MATERIAL AND METHODS

two hundred and nine patient datasets were available for this study. Heart and lung dose-volume parameters were extracted for modeling, based on Monte Carlo-based heterogeneity corrected dose distributions. Clinical variables tested included age, gender, chemotherapy, pre-treatment weight-loss, performance status, and smoking history. The risk of RP was modeled using logistic regression.

RESULTS

the most significant univariate variables were heart related, such as heart heart V65 (percent volume receiving at least 65 Gy) (Spearman Rs = 0.245, p < 0.001). The best-performing logistic regression model included heart D10 (minimum dose to the hottest 10% of the heart), lung D35, and maximum lung dose (Spearman Rs = 0.268, p < 0.0001). When classified by predicted risk, the RP incidence ratio between the most and least risky 1/3 of treatments was 4.8. The improvement in risk modeling using lung and heart variables was better than using lung variables alone.

CONCLUSIONS

these results suggest a previously unsuspected role of heart irradiation in many cases of RP.

摘要

目的

研究非小细胞肺癌(NSCLC)患者接受根治性放疗时偶然心脏照射对放射性肺炎(RP)风险的潜在作用。

材料和方法

本研究共纳入 209 例患者的数据。
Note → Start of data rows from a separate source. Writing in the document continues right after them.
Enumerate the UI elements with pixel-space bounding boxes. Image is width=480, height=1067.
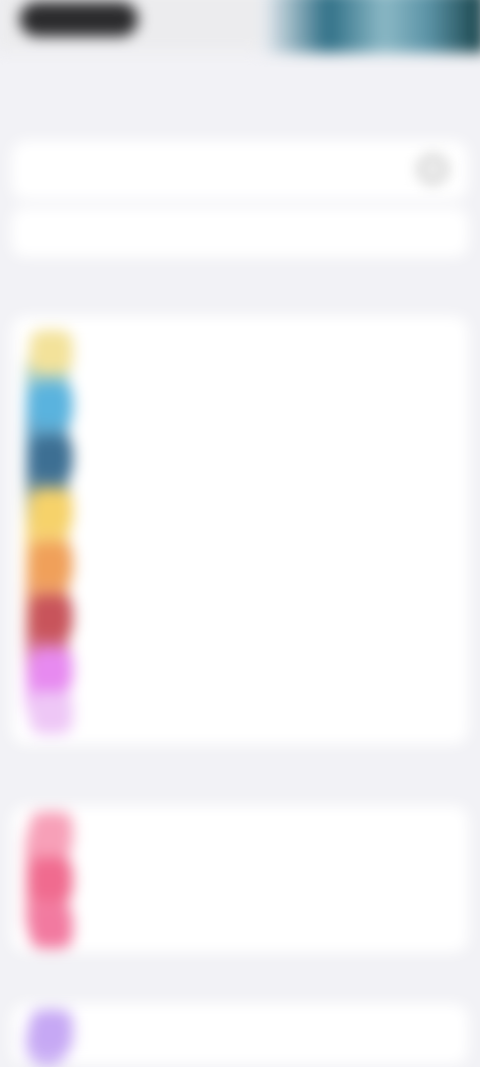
row-icon xyxy=(29,811,73,855)
row-icon xyxy=(29,691,73,735)
section-card-3 xyxy=(11,1003,469,1067)
wallpaper-strip xyxy=(260,0,480,53)
row-icon xyxy=(29,330,73,374)
list-item[interactable] xyxy=(12,1003,469,1056)
list-item[interactable] xyxy=(12,853,469,906)
row-icon xyxy=(29,489,73,533)
row-icon xyxy=(29,858,73,902)
section-card-2 xyxy=(11,805,469,953)
list-item[interactable] xyxy=(12,483,469,536)
search-field[interactable] xyxy=(11,140,469,200)
dynamic-island xyxy=(19,1,139,37)
list-item[interactable] xyxy=(12,806,469,859)
status-bar xyxy=(0,0,480,53)
list-item[interactable] xyxy=(12,899,469,952)
list-item[interactable] xyxy=(12,324,469,377)
row-icon xyxy=(29,436,73,480)
search-icon[interactable] xyxy=(419,155,447,183)
list-item[interactable] xyxy=(12,536,469,589)
list-item[interactable] xyxy=(12,589,469,642)
blurred-settings-screen xyxy=(0,0,480,1067)
row-icon xyxy=(29,542,73,586)
row-icon xyxy=(29,905,73,949)
section-card-1 xyxy=(11,316,469,745)
row-icon xyxy=(29,595,73,639)
list-item[interactable] xyxy=(12,430,469,483)
list-item[interactable] xyxy=(12,685,469,738)
row-icon xyxy=(29,1009,73,1053)
segmented-control[interactable] xyxy=(11,207,469,257)
row-icon xyxy=(29,383,73,427)
list-item[interactable] xyxy=(12,377,469,430)
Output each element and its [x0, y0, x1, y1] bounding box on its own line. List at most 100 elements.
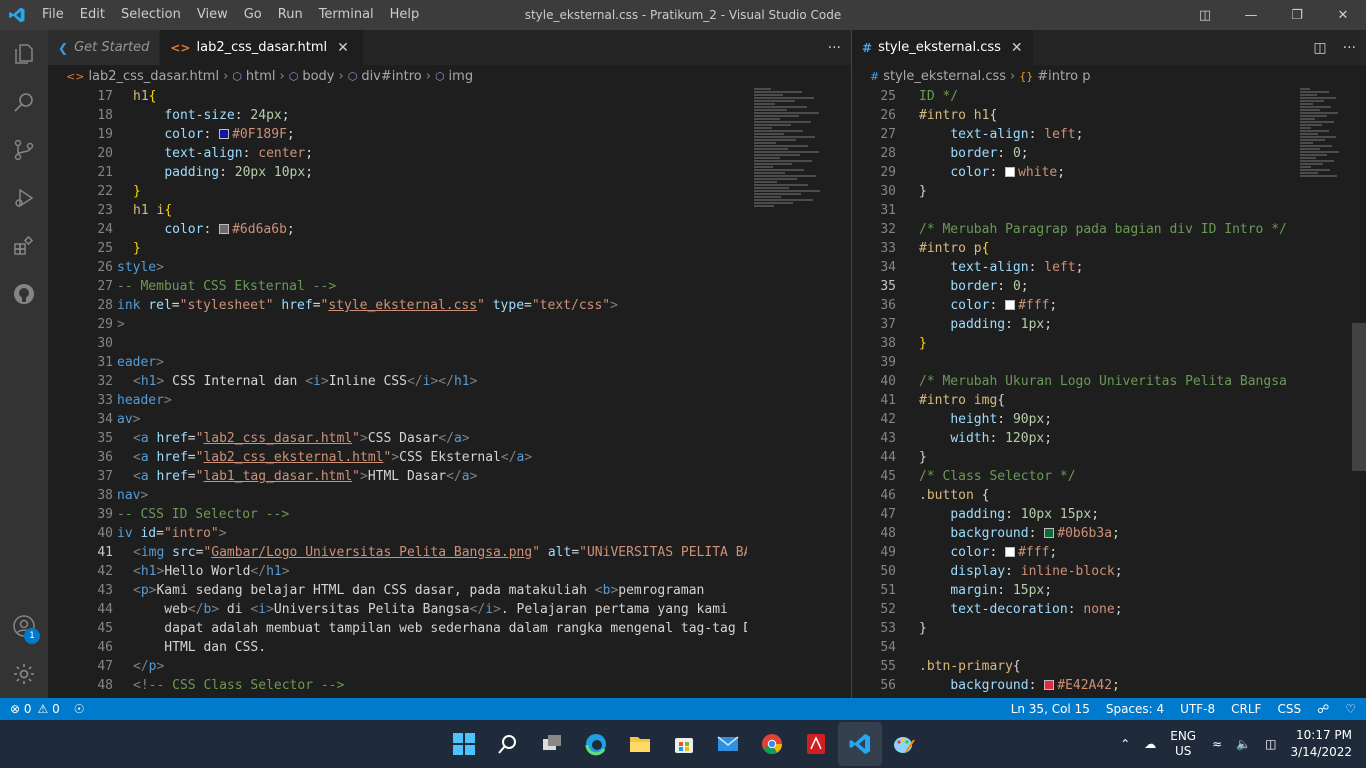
vertical-scrollbar[interactable]: [1352, 87, 1366, 698]
feedback-icon[interactable]: ☍: [1317, 702, 1329, 716]
problems-warnings[interactable]: ⚠ 0: [38, 702, 60, 716]
code-line[interactable]: border: 0;: [919, 277, 1293, 296]
breadcrumb-item[interactable]: {} #intro p: [1019, 69, 1090, 84]
code-line[interactable]: <a href="lab2_css_dasar.html">CSS Dasar<…: [117, 429, 747, 448]
extensions-icon[interactable]: [0, 222, 48, 270]
language-mode[interactable]: CSS: [1277, 702, 1301, 716]
code-line[interactable]: padding: 1px;: [919, 315, 1293, 334]
code-line[interactable]: padding: 20px 10px;: [117, 163, 747, 182]
notifications-bell-icon[interactable]: ♡: [1345, 702, 1356, 716]
explorer-icon[interactable]: [0, 30, 48, 78]
code-line[interactable]: dapat adalah membuat tampilan web sederh…: [117, 619, 747, 638]
code-line[interactable]: background: #E42A42;: [919, 676, 1293, 695]
code-line[interactable]: text-align: center;: [117, 144, 747, 163]
code-line[interactable]: <p>Kami sedang belajar HTML dan CSS dasa…: [117, 581, 747, 600]
code-line[interactable]: <img src = "Gambar/Logo Universitas Pelita…: [117, 543, 747, 562]
code-line[interactable]: background: #0b6b3a;: [919, 524, 1293, 543]
code-line[interactable]: color: #0F189F;: [117, 125, 747, 144]
more-actions-icon[interactable]: ···: [1343, 40, 1356, 56]
chrome-browser-icon[interactable]: [750, 722, 794, 766]
cloud-icon[interactable]: ☁: [1144, 737, 1156, 751]
code-line[interactable]: color: #6d6a6b;: [117, 220, 747, 239]
code-text[interactable]: ID */#intro h1{ text-align: left; border…: [919, 87, 1293, 695]
code-text[interactable]: h1{ font-size: 24px; color: #0F189F; tex…: [117, 87, 747, 695]
code-line[interactable]: }: [919, 619, 1293, 638]
code-line[interactable]: h1{: [117, 87, 747, 106]
color-swatch[interactable]: [1044, 528, 1055, 538]
color-swatch[interactable]: [219, 224, 230, 234]
code-line[interactable]: style>: [117, 258, 747, 277]
menu-run[interactable]: Run: [270, 0, 311, 30]
code-line[interactable]: height: 90px;: [919, 410, 1293, 429]
paint-icon[interactable]: [882, 722, 926, 766]
color-swatch[interactable]: [1005, 167, 1016, 177]
color-swatch[interactable]: [1005, 547, 1016, 557]
color-swatch[interactable]: [1005, 300, 1016, 310]
code-line[interactable]: <h1>Hello World</h1>: [117, 562, 747, 581]
code-line[interactable]: color: white;: [919, 163, 1293, 182]
code-line[interactable]: }: [117, 239, 747, 258]
menu-terminal[interactable]: Terminal: [311, 0, 382, 30]
battery-icon[interactable]: ◫: [1265, 737, 1276, 751]
code-line[interactable]: .btn-primary{: [919, 657, 1293, 676]
code-line[interactable]: HTML dan CSS.: [117, 638, 747, 657]
tab-style-eksternal[interactable]: # style_eksternal.css ✕: [852, 30, 1034, 65]
minimap[interactable]: [1300, 87, 1350, 207]
code-line[interactable]: border: 0;: [919, 144, 1293, 163]
code-line[interactable]: </p>: [117, 657, 747, 676]
more-actions-icon[interactable]: ···: [828, 40, 841, 56]
color-swatch[interactable]: [1044, 680, 1055, 690]
menu-go[interactable]: Go: [236, 0, 270, 30]
code-line[interactable]: /* Merubah Paragrap pada bagian div ID I…: [919, 220, 1293, 239]
code-line[interactable]: [919, 638, 1293, 657]
code-line[interactable]: /* Merubah Ukuran Logo Univeritas Pelita…: [919, 372, 1293, 391]
code-line[interactable]: web</b> di <i>Universitas Pelita Bangsa<…: [117, 600, 747, 619]
code-line[interactable]: <h1> CSS Internal dan <i>Inline CSS</i><…: [117, 372, 747, 391]
code-line[interactable]: #intro img{: [919, 391, 1293, 410]
tab-get-started[interactable]: ❮ Get Started: [48, 30, 161, 65]
source-control-icon[interactable]: [0, 126, 48, 174]
code-line[interactable]: font-size: 24px;: [117, 106, 747, 125]
split-editor-icon[interactable]: ◫: [1313, 40, 1326, 56]
close-button[interactable]: ✕: [1320, 0, 1366, 30]
vscode-taskbar-icon[interactable]: [838, 722, 882, 766]
code-line[interactable]: nav>: [117, 486, 747, 505]
menu-selection[interactable]: Selection: [113, 0, 189, 30]
input-language[interactable]: ENG US: [1170, 729, 1196, 759]
code-line[interactable]: /* Class Selector */: [919, 467, 1293, 486]
menu-view[interactable]: View: [189, 0, 236, 30]
code-line[interactable]: #intro p{: [919, 239, 1293, 258]
code-line[interactable]: padding: 10px 15px;: [919, 505, 1293, 524]
breadcrumb-item[interactable]: # style_eksternal.css: [870, 69, 1006, 84]
end-of-line[interactable]: CRLF: [1231, 702, 1261, 716]
code-line[interactable]: [919, 353, 1293, 372]
close-tab-icon[interactable]: ✕: [1011, 40, 1023, 56]
code-line[interactable]: }: [919, 448, 1293, 467]
color-swatch[interactable]: [219, 129, 230, 139]
code-line[interactable]: av>: [117, 410, 747, 429]
code-line[interactable]: ID */: [919, 87, 1293, 106]
code-line[interactable]: }: [919, 182, 1293, 201]
breadcrumb-item[interactable]: ⬡ img: [435, 69, 473, 84]
code-line[interactable]: display: inline-block;: [919, 562, 1293, 581]
code-line[interactable]: <a href="lab2_css_eksternal.html">CSS Ek…: [117, 448, 747, 467]
code-line[interactable]: color: #fff;: [919, 543, 1293, 562]
taskbar-search-icon[interactable]: [486, 722, 530, 766]
github-icon[interactable]: [0, 270, 48, 318]
settings-gear-icon[interactable]: [0, 650, 48, 698]
clock[interactable]: 10:17 PM 3/14/2022: [1290, 727, 1352, 761]
windows-start-icon[interactable]: [442, 722, 486, 766]
cursor-position[interactable]: Ln 35, Col 15: [1011, 702, 1090, 716]
code-line[interactable]: .button {: [919, 486, 1293, 505]
code-line[interactable]: -- CSS ID Selector -->: [117, 505, 747, 524]
menu-file[interactable]: File: [34, 0, 72, 30]
code-line[interactable]: color: #fff;: [919, 296, 1293, 315]
minimize-button[interactable]: —: [1228, 0, 1274, 30]
wifi-icon[interactable]: ≈: [1212, 737, 1222, 751]
code-editor-left[interactable]: 17 18 19 20 21 22 23 24 25 26 27 28 29 30 31 32 33 34 35 36…: [48, 87, 851, 698]
code-line[interactable]: ink rel="stylesheet" href="style_ekstern…: [117, 296, 747, 315]
code-line[interactable]: header>: [117, 391, 747, 410]
code-line[interactable]: <a href="lab1_tag_dasar.html">HTML Dasar…: [117, 467, 747, 486]
code-editor-right[interactable]: 25 26 27 28 29 30 31 32 33 34 35 36 37 38 39 40 41 42 43 44…: [852, 87, 1366, 698]
code-line[interactable]: [919, 201, 1293, 220]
基于蒙特卡罗校正的异质性剂量分布,提取心脏和肺剂量-体积参数进行建模。测试的临床变量包括年龄、性别、化疗、治疗前体重减轻、体能状态和吸烟史。使用逻辑回归模型来预测 RP 风险。

结果

最显著的单变量变量与心脏有关,例如心脏 V65(至少接受 65Gy 剂量的百分比体积)(Spearman Rs = 0.245,p < 0.001)。表现最好的逻辑回归模型包括心脏 D10(心脏最热的 10%部分的最小剂量)、肺 D35 和最大肺剂量(Spearman Rs = 0.268,p < 0.0001)。按预测风险分类,治疗中风险最高和最低的 1/3 之间的 RP 发生率比值为 4.8。使用肺和心脏变量进行风险建模的改善优于仅使用肺变量。

结论

这些结果表明,在许多 RP 病例中,心脏照射以前未被怀疑与 RP 有关。